«Sono l’Amleto di Mosca. Sì. A
Mosca giro per le case, per i teatri, i ristoranti e le redazioni e
dappertutto dico la stessa cosa:
«Oh Dio che noia! Che noia
opprimente!»
E mi rispondono con comprensione:
«Sì, in effetti c’è una noia
orrenda.»
Così di giorno e di sera.

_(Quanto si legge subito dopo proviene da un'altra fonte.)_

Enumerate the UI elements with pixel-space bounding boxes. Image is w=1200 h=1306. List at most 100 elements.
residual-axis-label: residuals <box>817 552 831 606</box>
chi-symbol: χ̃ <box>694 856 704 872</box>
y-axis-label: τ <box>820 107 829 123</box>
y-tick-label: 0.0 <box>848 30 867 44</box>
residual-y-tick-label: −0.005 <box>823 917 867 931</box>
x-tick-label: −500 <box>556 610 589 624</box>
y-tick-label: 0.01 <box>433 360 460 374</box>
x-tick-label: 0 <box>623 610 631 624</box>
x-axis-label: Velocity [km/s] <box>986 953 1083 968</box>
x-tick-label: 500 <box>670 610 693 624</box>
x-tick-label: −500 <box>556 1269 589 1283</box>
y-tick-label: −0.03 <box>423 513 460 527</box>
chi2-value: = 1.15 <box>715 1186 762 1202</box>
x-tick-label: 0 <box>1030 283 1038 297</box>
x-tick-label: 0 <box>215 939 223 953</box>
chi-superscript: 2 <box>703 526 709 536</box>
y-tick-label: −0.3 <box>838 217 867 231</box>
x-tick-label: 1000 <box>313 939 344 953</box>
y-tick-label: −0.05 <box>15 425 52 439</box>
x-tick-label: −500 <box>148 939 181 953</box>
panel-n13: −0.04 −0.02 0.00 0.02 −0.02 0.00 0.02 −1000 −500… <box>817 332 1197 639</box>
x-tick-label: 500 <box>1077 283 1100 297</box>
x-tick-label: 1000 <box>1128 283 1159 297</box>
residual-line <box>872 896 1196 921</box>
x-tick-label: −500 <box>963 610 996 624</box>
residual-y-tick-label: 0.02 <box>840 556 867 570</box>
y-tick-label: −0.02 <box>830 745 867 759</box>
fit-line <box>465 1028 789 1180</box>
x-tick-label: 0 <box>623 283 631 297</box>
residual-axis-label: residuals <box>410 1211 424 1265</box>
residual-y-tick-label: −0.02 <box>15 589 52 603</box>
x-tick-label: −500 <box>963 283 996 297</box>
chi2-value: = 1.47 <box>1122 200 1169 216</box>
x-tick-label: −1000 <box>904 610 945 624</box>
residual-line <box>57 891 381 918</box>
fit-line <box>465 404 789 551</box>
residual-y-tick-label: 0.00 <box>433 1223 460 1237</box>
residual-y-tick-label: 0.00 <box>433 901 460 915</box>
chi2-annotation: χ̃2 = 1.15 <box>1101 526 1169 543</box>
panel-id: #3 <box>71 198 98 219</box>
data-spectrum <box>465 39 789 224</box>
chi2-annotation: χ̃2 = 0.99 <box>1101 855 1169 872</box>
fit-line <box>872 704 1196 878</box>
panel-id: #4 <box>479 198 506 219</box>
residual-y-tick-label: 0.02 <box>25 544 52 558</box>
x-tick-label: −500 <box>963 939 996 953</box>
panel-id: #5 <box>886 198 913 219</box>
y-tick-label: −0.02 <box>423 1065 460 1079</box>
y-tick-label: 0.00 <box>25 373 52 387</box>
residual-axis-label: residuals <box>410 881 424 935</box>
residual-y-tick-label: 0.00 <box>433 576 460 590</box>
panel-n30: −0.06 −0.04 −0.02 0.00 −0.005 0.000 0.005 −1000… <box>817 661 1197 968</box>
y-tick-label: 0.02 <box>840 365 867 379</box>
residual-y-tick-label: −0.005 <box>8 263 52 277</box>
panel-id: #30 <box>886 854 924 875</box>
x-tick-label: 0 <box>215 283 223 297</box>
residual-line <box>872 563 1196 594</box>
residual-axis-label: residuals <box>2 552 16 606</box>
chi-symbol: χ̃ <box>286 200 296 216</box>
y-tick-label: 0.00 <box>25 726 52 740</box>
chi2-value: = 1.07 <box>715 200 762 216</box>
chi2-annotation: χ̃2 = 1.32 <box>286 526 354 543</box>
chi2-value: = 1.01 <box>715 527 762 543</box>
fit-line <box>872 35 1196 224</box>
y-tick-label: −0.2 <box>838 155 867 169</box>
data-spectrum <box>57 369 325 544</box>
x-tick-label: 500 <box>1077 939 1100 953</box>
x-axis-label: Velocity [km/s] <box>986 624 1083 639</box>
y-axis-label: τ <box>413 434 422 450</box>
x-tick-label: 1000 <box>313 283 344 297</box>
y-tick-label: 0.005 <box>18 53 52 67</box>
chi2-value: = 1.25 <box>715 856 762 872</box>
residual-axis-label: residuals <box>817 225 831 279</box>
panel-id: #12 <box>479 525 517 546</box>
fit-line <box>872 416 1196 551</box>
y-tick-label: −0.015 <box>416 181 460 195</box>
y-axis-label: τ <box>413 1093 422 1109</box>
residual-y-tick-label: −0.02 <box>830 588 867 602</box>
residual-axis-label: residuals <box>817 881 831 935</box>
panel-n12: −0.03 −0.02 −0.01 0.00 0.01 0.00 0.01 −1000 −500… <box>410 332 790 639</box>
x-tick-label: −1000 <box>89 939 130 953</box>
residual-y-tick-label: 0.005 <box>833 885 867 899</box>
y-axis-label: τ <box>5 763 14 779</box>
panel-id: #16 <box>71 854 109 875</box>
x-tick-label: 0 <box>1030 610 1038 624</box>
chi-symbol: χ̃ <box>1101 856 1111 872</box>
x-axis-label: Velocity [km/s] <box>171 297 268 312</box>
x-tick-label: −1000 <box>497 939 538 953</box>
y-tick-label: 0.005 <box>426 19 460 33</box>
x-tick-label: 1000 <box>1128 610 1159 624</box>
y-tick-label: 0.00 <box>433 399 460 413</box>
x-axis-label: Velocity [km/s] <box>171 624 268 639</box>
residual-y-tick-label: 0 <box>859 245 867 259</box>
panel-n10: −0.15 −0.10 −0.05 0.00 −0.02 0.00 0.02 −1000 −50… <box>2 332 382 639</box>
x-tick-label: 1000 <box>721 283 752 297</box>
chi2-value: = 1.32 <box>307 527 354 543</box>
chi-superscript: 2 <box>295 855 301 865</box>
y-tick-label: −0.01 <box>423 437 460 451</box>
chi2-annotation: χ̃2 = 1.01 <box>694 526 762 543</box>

Di
notte invece, quando, tornato a casa, vado a letto nelle tenebre mi
domando com’è che mi annoio davvero in maniera così tormentosa, un
peso mi si rivolta inquieto in petto, e mi viene in mente che una
settimana fa a casa di qualcuno, quando ho chiesto cosa potessi fare
per la noia, un signore sconosciuto, evidentemente non moscovita,
d’un tratto s’è girato verso di me e mi ha detto stizzito:
«Mah, prendete un pezzo di cavo
di telefono e impiccatevi al primo palo del telegrafo che vi capita!
Non vi resta altro da fare!»
Sì. E di notte ogni volta mi
sembra di cominciare a capire perché mi annoio tanto. Ma perché?
Perché? Mi sembra che sia per…»
(A. Cecov, incipit di «A
Mosca», in Racconti, intr. di I. Sibaldi e postfaz. di B.